So I’m moving to Portland. I had been thinking about Albuquerque also. I like the desert, butte mountains and cactus. I have a fantasy of building a thick-walled, adobe, straw bale house one day. Sony will be moving people to ABQ in the summer. The timing is not so great. It’s been nice visiting with my family, and imposing upon friends to buy me food and alcohol because I’m broke. But I can’t do that for half a year. While it’s been quite nice for me, I can only expect the collective alcohol welfare to last so long.
I don’t have a job in Portland yet. I’m sending out resumes, and I’m in touch with the temp agency. I don’t have an apartment either. I’m looking at furnished sublets and talking to property management companies. The plan is to finish the rental application process before arriving, so I can maybe breeze in, look at some available places and sign a lease. Then buy a bed, and some plates, maybe. Some throw pillows. Because I have no furniture. I think a might have a sleeping bag.
While looking for apartments and jobs, I’ll likely be staying at a hotel. Hopefully, for less than a week. There are short-term housing places, but many don’t allow pets. And I have a cat.
So. Job. Apartment. In a week. Wish me luck.
I have procrastinated on setting a date to leave because all these things are up in the air. It would be nice to have these things settled a little.
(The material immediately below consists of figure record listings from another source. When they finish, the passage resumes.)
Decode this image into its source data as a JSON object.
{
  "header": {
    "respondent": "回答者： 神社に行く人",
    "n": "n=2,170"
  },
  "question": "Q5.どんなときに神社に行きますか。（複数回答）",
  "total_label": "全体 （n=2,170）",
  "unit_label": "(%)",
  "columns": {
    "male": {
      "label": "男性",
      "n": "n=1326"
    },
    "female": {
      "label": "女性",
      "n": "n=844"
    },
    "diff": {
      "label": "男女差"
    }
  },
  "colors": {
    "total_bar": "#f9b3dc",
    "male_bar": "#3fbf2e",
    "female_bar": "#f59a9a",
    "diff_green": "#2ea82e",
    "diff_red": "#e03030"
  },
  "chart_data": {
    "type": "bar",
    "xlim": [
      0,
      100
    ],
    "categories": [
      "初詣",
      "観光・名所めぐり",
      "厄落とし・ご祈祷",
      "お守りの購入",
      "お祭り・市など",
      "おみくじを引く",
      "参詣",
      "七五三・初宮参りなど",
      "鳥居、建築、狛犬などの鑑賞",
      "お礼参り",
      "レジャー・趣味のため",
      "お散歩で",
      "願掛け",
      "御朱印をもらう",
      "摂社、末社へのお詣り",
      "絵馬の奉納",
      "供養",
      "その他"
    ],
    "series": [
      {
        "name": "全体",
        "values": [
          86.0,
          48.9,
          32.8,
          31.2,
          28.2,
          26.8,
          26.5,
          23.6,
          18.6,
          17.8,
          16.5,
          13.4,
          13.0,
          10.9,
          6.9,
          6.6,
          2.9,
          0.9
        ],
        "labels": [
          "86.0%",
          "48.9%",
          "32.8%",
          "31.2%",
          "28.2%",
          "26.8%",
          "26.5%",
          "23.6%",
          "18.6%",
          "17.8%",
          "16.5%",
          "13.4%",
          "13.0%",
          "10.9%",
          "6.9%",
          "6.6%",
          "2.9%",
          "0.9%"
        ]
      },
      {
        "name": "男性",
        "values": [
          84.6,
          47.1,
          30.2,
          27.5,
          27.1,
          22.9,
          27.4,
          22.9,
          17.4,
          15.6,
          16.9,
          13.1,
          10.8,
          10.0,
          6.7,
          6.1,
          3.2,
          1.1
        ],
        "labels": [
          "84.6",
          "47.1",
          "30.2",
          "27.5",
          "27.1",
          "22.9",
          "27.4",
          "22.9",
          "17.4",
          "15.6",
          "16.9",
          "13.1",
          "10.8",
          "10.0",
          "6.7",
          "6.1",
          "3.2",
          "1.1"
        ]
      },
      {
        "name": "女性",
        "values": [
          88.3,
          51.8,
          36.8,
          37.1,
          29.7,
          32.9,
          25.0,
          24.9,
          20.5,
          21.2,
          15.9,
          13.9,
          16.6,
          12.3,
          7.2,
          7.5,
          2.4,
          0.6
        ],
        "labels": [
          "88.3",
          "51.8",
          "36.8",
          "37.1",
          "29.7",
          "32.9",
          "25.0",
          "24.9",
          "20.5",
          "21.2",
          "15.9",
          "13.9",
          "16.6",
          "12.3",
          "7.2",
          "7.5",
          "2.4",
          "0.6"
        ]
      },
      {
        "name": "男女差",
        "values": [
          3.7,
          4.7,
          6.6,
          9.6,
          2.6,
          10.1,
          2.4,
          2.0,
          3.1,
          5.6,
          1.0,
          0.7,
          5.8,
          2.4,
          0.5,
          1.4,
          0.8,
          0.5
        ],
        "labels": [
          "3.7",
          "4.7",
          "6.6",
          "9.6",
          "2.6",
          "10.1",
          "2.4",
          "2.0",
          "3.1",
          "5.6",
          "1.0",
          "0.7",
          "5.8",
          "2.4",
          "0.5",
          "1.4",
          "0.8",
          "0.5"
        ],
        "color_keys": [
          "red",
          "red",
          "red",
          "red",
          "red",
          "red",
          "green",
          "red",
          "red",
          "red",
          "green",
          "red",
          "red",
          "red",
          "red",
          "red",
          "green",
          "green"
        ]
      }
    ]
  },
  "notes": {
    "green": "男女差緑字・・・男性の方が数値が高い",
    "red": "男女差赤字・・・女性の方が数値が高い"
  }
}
The nightmare scenario is getting up there, getting the hotel and NOT finding an apartment or job. And not having a place to go. And not being able to afford the yarn to keep crocheting blankets to keep me warm when I’m homeless.
But these are all things that don’t get easier with the passage of time. I can’t really get an apartment without being there. I can’t really start working without being there, though I have come very close to achieving that with past jobs. It doesn’t make sense to delay.
It’s hard to leave, of course, when your friends buy you food and drinks. And your parents take care of you when you are sick. Goodbye is hard.
I think I’m hitting the road Sunday morning. I keep saying “I think” in case I lose my nerve.